The ogre worked at it, trying not to tear the sack.

He pursed his thick
lips and glared at the bundle.

The scrappy ylvan
struggled inside the sack. "Let me out of here, you Loser! Your breath
smells like a dung heap!" One of the small arrows poked through the cloth
and jabbed Gairoth in the palm. The ogre cried out, then slapped at the sack with
enough force to roll it over.

Gairoth rose to his
feet. Clods of mud and dried leaves stuck to his backside. "Gairoth squash
you flat! Be like pudding! Haw! Too hungry to let you age right!" He
raised the spiked club over his head to pound the sack.

Delrael prodded
Journeyman's shoulder, but the golem was already in motion, striding through
the trees and making no effort to hide himself.

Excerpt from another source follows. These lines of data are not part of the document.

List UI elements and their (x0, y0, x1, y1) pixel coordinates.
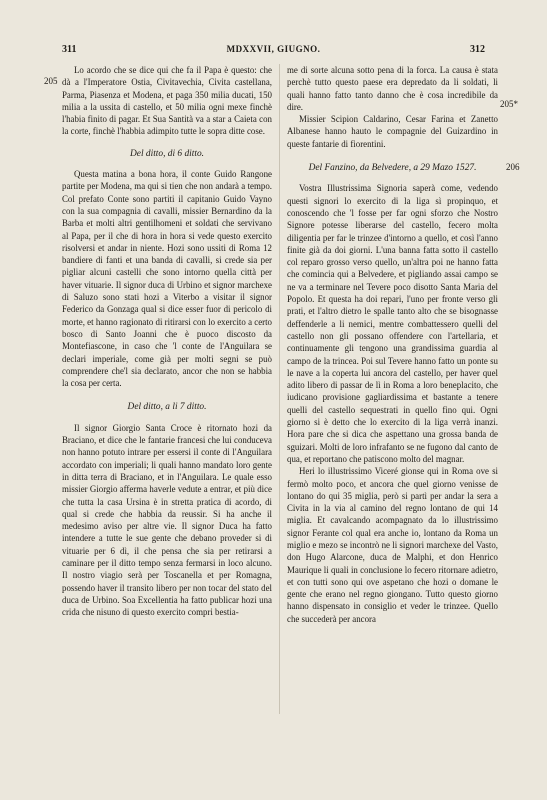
margin-note-206: 206 (506, 162, 520, 172)
right-column (287, 64, 498, 625)
paragraph: Missier Scipion Caldarino, Cesar Farina et Zanetto Albanese hanno hauto le compagnie del Guizardino in queste fantarie di fiorentini. (287, 114, 498, 149)
paragraph: me di sorte alcuna sotto pena di la forca. La causa è stata perchè tutto questo paese era depredato da li soldati, li quali hanno fatto tanto danno che è cosa incredibile da dire. (287, 65, 498, 112)
page-header (0, 44, 547, 60)
dispatch-heading: Del ditto, a li 7 ditto. (127, 402, 207, 413)
paragraph: Questa matina a bona hora, il conte Guido Rangone partite per Modena, ma qui si tien che non andarà a tempo. Col prefato Conte sono partiti il capitanio Guido Vayno con la sua compagnia di cavalli, missier Bernardino da la Barba et molti altri gentilhomeni et soldati che servivano al Papa, per il che di hora in hora si vede questo exercito risolversi et andar in niente. Hozi sono ussiti di Roma 12 bandiere di fanti et una banda di cavalli, si crede sia per pigliar alcuni castelli che sono intorno quella città per haver vituarie. Il signor duca di Urbino et signor marchexe di Saluzo sono stati hozi a Viterbo a visitar il signor Federico da Gonzaga qual si dice esser fuor di pericolo di morte, et hanno ragionato di ritirarsi con lo exercito a certo bosco di Santo Joanni che è puoco discosto da Montefiascone, in caso che 'l conte de l'Anguilara se declari imperiale, come già per molti segni se può comprendere che'l sia declarato, ancor che non se habbia la cosa per certa. (62, 169, 272, 389)
column-divider (279, 64, 280, 714)
running-title: MDXXVII, GIUGNO. (226, 44, 321, 54)
dispatch-heading: Del Fanzino, da Belvedere, a 29 Mazo 1527. (308, 163, 477, 174)
page-number-left: 311 (62, 44, 77, 55)
paragraph: Lo acordo che se dice qui che fa il Papa è questo: che dà a l'Imperatore Ostia, Civitavechia, Civita castellana, Parma, Piasenza et Modena, et paga 350 milia ducati, 150 milia a la ussita di castello, et 50 milia ogni mexe finchè l'habia finito di pagar. Et Sua Santità va a star a Caieta con la corte, finchè l'habbia adimpito tutte le sopra ditte cose. (62, 65, 272, 137)
margin-note-205-right: 205* (500, 99, 518, 109)
left-column (62, 64, 272, 618)
paragraph: Heri lo illustrissimo Viceré gionse qui in Roma ove si fermò molto poco, et ancora che quel giorno venisse de lontano do qui 35 miglia, però si partì per andar la sera a Civita in la via al camino del regno lontano de qui 14 miglia. Et cavalcando acompagnato da lo illustrissimo signor Ferante col qual era anche io, lontano da Roma un miglio e mezo se incontrò ne li signori marchexe del Vasto, don Hugo Alarcone, duca de Malphi, et don Henrico Maurique li quali in conclusione lo fecero ritornare adietro, et con tutti sono qui ove aspetano che hozi o domane le gente che erano nel regno giongano. Tutto questo giorno hanno dispensato in consiglio et veder le trinzee. Quello che succederà per ancora (287, 466, 498, 624)
page-number-right: 312 (470, 44, 485, 55)
paragraph: Il signor Giorgio Santa Croce è ritornato hozi da Braciano, et dice che le fantarie francesi che lui conduceva non hanno potuto intrare per essersi il conte di l'Anguilara accordato con imperiali; li quali hanno mandato loro gente in ditta terra di Braciano, et in l'Anguilara. Le quale esso missier Giorgio afferma haverle vedute a entrar, et più dice che tutta la casa Ursina è in stretta pratica di acordo, di qual si crede che habbia da reussir. Si ha anche il medesimo aviso per altre vie. Il signor Duca ha fatto intendere a tutte le sue gente che debano proveder si di vituarie per 6 dì, il che pensa che sia per retirarsi a caminare per il ditto tempo senza fermarsi in loco alcuno. Il nostro viagio serà per Toscanella et per Romagna, possendo haver il transito libero per non tocar del stato del duca de Urbino. Soa Excellentia ha fatto publicar hozi una crida che nisuno di questo exercito compri bestia- (62, 422, 272, 618)
dispatch-heading: Del ditto, di 6 ditto. (130, 148, 204, 159)
margin-note-205-left: 205 (44, 76, 58, 86)
paragraph: Vostra Illustrissima Signoria saperà come, vedendo questi signori lo exercito di la liga sì propinquo, et conoscendo che 'l fosse per far ogni sforzo che Nostro Signore potesse liberarse del castello, fecero molta diligentia per far le trinzee d'intorno a quello, et così l'anno finite già da doi giorni. L'una banna fatta sotto il castello col reparo grosso verso quello, un'altra poi ne hanno fatta che comincia qui a Belvedere, et pigliando assai campo se ne va a terminare nel Tevere poco disotto Santa Maria del Popolo. Et questa ha doi repari, l'uno per fronte verso gli prati, et l'altro dietro le spalle tanto alto che se bisognasse deffenderle a li nemici, mentre combattessero quelli del castello non gli possano offendere con l'artellaria, et continuamente gli tengono una grandissima guardia al campo de la trincea. Poi sul Tevere hanno fatto un ponte su le nave a la coperta lui ancora del castello, per haver quel adito libero di passar de lì in Roma a loro beneplacito, che iudicano provisione gagliardissima et bastante a tenere quelli del castello sequestrati in quello fino qui. Ogni giorno si è detto che lo exercito di la liga verrà inanzi. Hora pare che si dica che aspettano una grossa banda de sguizari. Molti de loro infrafanto se ne fugono dal canto de qua, et reportano che patiscono molto del magnar. (287, 183, 498, 464)
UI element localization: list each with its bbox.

He swelled up his clay chest,
contorted his facial features into an angry grimace, and cleared his throat.
"What's all this then?"

Gairoth bristled
for a moment, stunned. He held the club in front of him.

Journeyman
continued with a sigh of impatience. "Are you going to release that young
fellow without any trouble, or must we go through the motions of humiliating
you with a drawn-out defeat?"

Gairoth hefted the
giant club on his shoulder like a baseball bat. "No talk! You trick
Gairoth! I kill you!"

Journeyman waved
his wide clay hands in a gesture of dismissal. "Go away, boy, you bother
me. I'm not trying to trick you. I'm being perfectly up front with what I want.
Give us the little man back, that's all."

"Bam!"
Gairoth lurched one step forward, snarling.

Journeyman stood
his ground. The expression on his face became cold and tough. He intoned in a
low, threatening voice, "Go ahead, make my day!"

Gairoth swung the
club down with all his might

and squashed Journeyman flat with a
wet thud. The golem's head and chest caved in, oozed out to the side. He looked
like a giant mud ball someone had stepped on.